SLO County District 2 recount requested, clerk’s office under fire
December 13, 2022
By JOSH FRIEDMAN and KAREN VELIE
A recount of ballots in the District 2 San Luis Obispo County supervisorial race in which incumbent Supervisor Bruce Gibson defeated challenger Bruce Jones by just 13 votes was officially requested on Monday afternoon.
Paso Robles resident Darcia Stebbens submitted a letter to County Clerk-Recorder Elaina Cano requesting a recount and ballot inspection for the District 2 election. Stebbens requested the recount on behalf of Jones, but not necessarily at his request, she stated.
Stebbens is the same person who requested a recount earlier this year on behalf of outgoing Supervisor Lynn Compton, who lost her District 4 race to Arroyo Grande Councilman Jimmy Paulding. Elections officials conducted a hand recount of the ballots in the District 4 race, which produced the exact same tally as the initial count that was done by machines. Paulding defeated Compton by 639 votes.
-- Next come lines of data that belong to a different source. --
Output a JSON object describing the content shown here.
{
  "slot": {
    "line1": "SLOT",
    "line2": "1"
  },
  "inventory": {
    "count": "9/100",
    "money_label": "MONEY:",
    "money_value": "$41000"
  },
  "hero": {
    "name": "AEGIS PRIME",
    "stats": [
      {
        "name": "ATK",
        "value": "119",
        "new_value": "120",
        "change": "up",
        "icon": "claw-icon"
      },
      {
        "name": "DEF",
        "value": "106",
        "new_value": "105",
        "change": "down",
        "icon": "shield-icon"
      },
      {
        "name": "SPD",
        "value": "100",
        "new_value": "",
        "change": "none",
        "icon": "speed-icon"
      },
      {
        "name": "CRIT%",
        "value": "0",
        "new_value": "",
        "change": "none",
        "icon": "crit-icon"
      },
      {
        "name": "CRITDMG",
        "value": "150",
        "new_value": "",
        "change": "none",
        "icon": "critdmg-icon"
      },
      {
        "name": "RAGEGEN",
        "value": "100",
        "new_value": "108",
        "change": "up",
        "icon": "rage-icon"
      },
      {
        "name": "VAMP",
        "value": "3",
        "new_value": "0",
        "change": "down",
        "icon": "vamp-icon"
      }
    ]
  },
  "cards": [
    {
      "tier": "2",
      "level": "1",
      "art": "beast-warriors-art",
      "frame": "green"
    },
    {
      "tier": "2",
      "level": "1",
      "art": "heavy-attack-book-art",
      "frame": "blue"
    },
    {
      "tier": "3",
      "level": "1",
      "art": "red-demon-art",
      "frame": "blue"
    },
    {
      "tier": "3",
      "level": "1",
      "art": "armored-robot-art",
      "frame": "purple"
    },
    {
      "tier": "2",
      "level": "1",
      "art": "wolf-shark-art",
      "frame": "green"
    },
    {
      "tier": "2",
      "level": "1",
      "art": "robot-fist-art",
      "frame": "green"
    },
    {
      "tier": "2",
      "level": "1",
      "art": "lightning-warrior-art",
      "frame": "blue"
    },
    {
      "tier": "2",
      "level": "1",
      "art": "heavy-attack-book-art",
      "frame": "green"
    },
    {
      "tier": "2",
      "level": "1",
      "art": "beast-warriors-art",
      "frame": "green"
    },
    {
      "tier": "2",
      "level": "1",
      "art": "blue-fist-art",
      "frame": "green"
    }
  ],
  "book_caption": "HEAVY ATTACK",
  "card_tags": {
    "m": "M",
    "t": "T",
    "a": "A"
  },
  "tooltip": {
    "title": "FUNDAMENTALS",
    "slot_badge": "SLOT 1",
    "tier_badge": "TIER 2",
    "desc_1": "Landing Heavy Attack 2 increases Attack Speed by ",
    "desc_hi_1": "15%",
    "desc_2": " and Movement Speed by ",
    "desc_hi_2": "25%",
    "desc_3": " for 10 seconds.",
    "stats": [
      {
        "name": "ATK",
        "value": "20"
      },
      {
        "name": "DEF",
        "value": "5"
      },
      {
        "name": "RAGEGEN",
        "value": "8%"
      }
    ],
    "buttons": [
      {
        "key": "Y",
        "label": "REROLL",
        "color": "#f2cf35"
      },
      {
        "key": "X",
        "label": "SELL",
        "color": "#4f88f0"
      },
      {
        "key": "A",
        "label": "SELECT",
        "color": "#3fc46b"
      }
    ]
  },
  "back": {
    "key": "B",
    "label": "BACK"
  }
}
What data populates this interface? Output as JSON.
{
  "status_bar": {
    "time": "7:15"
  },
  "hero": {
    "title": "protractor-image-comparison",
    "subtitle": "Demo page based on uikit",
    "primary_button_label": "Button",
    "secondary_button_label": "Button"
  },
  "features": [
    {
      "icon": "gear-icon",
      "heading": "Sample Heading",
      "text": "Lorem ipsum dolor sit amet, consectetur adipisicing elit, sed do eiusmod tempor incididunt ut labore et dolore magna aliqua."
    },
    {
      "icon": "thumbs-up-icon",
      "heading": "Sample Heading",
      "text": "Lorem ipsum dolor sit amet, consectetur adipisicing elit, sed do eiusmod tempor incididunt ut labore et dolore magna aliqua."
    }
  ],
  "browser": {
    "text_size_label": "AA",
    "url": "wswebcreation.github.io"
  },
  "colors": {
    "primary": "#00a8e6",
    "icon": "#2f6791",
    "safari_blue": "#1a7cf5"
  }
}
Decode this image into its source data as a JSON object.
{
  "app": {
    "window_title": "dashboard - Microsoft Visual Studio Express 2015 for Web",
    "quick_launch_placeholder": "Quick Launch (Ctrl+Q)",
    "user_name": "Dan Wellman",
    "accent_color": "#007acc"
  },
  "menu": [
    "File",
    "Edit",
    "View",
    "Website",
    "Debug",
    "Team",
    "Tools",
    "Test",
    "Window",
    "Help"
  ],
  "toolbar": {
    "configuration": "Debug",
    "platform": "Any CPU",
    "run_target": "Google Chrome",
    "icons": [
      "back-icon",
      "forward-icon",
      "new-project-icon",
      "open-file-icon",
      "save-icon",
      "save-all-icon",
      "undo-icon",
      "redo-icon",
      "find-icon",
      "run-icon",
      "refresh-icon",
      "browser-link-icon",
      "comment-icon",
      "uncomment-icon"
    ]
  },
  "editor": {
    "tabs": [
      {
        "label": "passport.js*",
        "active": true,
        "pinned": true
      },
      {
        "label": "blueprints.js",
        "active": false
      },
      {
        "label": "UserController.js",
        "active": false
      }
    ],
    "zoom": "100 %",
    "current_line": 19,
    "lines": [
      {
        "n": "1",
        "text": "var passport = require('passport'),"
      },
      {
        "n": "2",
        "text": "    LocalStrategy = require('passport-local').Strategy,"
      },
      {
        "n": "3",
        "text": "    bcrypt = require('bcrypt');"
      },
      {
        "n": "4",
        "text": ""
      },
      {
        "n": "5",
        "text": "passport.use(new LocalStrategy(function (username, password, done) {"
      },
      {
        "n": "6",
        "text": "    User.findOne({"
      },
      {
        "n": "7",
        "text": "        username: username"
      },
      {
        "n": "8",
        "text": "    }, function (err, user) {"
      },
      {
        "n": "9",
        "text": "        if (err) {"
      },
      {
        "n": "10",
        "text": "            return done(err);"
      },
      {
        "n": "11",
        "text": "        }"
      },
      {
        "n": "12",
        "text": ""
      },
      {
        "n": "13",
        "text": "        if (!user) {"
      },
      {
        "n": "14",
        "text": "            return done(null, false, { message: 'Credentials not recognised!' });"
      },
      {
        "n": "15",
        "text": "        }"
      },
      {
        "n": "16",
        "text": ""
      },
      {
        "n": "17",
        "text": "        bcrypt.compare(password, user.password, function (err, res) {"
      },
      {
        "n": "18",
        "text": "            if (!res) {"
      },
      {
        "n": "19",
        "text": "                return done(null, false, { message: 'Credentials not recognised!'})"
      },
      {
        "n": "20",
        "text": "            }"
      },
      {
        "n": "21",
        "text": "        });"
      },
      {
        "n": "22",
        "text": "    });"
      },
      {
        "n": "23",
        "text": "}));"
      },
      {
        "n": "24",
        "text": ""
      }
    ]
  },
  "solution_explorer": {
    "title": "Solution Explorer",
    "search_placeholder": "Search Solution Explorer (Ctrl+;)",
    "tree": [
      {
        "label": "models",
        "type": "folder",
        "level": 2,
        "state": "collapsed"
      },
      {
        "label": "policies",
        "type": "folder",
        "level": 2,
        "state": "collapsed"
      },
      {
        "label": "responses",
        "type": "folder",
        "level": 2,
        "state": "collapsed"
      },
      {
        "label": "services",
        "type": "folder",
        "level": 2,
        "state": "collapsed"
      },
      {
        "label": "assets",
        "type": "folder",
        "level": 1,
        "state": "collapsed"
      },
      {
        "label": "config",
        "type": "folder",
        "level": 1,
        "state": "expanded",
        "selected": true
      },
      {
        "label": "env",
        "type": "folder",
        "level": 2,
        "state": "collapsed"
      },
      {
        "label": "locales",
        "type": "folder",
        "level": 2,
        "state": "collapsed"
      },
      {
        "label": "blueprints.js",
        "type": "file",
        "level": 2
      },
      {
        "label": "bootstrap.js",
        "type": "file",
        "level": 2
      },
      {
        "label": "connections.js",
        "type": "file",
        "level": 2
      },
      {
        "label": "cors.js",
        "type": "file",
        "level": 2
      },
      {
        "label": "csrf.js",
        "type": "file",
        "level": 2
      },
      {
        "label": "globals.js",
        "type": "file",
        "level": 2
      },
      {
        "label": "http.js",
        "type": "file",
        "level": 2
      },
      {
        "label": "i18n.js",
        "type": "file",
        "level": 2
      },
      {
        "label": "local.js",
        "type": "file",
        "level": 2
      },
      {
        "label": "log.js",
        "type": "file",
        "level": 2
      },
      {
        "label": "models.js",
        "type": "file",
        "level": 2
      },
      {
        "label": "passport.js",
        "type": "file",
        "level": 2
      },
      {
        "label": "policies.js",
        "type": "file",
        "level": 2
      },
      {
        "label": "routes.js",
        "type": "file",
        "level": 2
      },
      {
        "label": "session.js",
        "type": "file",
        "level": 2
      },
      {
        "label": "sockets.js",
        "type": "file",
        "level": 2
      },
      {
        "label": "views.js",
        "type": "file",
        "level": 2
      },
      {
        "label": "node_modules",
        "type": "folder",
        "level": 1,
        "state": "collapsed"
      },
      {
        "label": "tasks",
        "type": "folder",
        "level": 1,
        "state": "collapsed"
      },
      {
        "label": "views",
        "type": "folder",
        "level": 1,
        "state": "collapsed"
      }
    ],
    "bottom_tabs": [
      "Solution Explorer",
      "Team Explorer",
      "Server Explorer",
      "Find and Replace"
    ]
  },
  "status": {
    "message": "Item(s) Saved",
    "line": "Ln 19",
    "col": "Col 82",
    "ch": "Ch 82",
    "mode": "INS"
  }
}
In that recount, the clerk recorder refused every request for a challenge and also refused to provide documents and information, Stebbens said. Because of issues at the last recount and throughout the election, Stebbens will have an attorney on hand to deal with conflicts with the Clerk Recorder’s Office.
In the District 2 race, Gibson received 11,722 votes, or 50.03%. Jones garnered 11,709 votes, or 49.97%.
A recount is unlikely to change the result in the District 2 race unless uncounted votes are tallied or challenges are made and accepted. There were hundreds of mail-in-ballots that arrived after the cutoff date, which were not counted.
In addition, several poll workers ordered voters to turn their mail-in-ballots at the polls without the required envelopes, which led to multiple ballots not being tallied. More than a dozen voters contend their ballots were not counted because of human error at the clerk’s office.
The Clerk Recorder informed the Tribune that only two ballots were received without envelopes at the polls in District 2, along with 11 mail-in-ballots without signatures, 112 ballots that were mailed late or received after the cutoff date, and 93 ballots with challenged signatures.
Stebbens is requesting an inspection of the ballots and a hand recount, along with relevant materials including unvoted ballots; duplicate ballots; ballot envelopes; vote-by-mail ballots without envelopes; ballot envelopes with missing or non-matching signatures; ballots postmarked after Nov. 8; and ballots received after Nov. 15.
The Paso Robles resident also requested documents relating to more than 300 provisional ballots the SLO County Clerk-Recorder’s Office discovered in late November after ordering election observers to leave the viewing area, an apparent violation of state law.
In response to a federal law enforcement request, the SLO County District Attorney’s Public Integrity Unit conducted an inquiry into concerns about the clerk reporting an additional 332 provisional ballots several weeks after the election, which at the time county staff claimed were found in a cabinet at the clerk’s office, Stebbens said.
However, Clerk-Recorder Elaina Cano explained it was a spread sheet error and that no new ballots were found. Shen then defended her removal of observers that day.
“There were no provisional ballots that were mysteriously discovered and added to the count or secretly produced after observers were ‘dismissed,’ ” Cano wrote in her response to the district attorney’s office.
The District Attorney’s Office did not find evidence that would contradict Cano’s explanation regarding the 332 ballots and has closed that portion of the investigation, according to a press release.
Cano also argued that she had a legal right to bar observers from watching the processing of provisional ballots.
“Moreover, observers are not entitled by law to observe the processing of provisional ballots, which includes inputting confidential voter information that is provided by the voter into the Elections Management System to determine eligibility,” Cano wrote in her response. “Observers are only entitled to observe the canvass of the vote-by-mail ballots.”
The District Attorney’s Office did not agree.
“I want to clarify with you and your staff whether observers can watch the ‘processing’ of provisional ballots,” Deputy District Attorney Kenneth Jorgensen responded to Cano. “I want to clarify that when these provisional ballots are processed tomorrow, observers will be permitted to be present and observe this process in the same manner as the mail-in ballots.”